Garda Ampuh merupakan program menjaring anak-anak siswa sekolah yang putus sekolah. Sementara SAS merupakan program pemberian bantuan kebutuhan pendidikan dari siswa untuk siswa.
Kepala Dinas Pendidikan Banyuwangi Sulihtiyono menambahkan, pemberian uang saku tersebut melibatkan guru untuk pengawasan. Apabila terdapat siswa yang sudah mendapat bantuan uang transportasi dan uang saku tetapi tidak masuk sekolah, guru sekolah diharapkan mencari tahu dan bisa mengambil tindakan atau melaporkan kepada dinas pendidikan.

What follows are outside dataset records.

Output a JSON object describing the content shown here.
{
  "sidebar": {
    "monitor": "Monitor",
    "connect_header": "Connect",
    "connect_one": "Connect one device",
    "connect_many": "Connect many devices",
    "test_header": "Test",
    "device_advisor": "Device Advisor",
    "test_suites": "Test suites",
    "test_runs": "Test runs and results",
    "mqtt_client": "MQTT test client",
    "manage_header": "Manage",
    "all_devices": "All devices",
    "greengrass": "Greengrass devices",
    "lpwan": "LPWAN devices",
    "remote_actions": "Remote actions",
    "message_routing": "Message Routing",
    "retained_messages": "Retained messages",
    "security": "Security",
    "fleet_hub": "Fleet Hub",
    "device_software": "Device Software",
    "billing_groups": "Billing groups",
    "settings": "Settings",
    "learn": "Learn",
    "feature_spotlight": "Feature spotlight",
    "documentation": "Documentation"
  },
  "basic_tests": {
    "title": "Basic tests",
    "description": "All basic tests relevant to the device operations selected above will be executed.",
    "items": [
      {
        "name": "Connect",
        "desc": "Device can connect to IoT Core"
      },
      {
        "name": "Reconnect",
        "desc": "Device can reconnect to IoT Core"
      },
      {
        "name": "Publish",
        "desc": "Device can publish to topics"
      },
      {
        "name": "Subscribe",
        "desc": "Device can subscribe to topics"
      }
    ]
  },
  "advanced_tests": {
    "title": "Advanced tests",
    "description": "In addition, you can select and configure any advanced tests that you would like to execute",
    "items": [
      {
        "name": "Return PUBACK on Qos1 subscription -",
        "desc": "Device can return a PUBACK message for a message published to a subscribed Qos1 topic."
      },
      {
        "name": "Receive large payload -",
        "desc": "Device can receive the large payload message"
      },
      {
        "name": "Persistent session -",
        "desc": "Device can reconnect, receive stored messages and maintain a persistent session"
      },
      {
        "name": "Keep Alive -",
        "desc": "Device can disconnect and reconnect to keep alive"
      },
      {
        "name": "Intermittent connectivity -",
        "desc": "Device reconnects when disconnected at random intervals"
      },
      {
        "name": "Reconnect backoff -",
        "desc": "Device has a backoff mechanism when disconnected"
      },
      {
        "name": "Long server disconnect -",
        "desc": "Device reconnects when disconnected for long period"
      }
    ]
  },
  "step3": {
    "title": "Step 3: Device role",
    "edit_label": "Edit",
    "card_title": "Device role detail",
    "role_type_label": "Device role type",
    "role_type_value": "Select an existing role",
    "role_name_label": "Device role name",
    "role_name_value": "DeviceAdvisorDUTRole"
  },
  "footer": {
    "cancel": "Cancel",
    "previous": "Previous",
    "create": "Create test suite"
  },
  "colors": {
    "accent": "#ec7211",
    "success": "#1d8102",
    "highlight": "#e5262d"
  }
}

”Guru juga harus turut mendampingi agar uang bantuan transportasi tersebut digunakan secara tepat. Kalau ada lebih bisa ditabung. Uang tersebut tidak digunakan untuk konsumsi rumah tangga,” ujarnya.
Sulihtiyono berharap program bantuan uang saku dan transportasi dapat mengulang sukses program Garda Ampuh. Sejak diluncurkan tahun 2016, Garda Ampuh mampu menjaring 5.128 anak putus sekolah. Di tahun ajaran 2018-2019, siswa putus sekolah tersisa 2.800 orang karena 2.328 siswa telah lulus.
Salah satu penerima manfaat program bantuan uang saku dan transportasi ialah Wanda Putri Regina Prayoga (16), siswa kelas X SMK PGRI 1 Giri. Hampir setiap hari, Wanda harus menempuh 6 kilometer untuk berangkat sekolah dari rumahnya di Desa Suko, Gombengsari.
”Saya biasa menggunakan sepeda motor tua milik ayah. Setiap dua hari sekali butuh bensin 1 liter. Uang saku saya sehari maksimal Rp 10.000. Saya bersyukur bisa mendapat bantuan uang saku dan transportasi sehingga saya bisa menabung untuk persiapan kuliah,” ujarnya.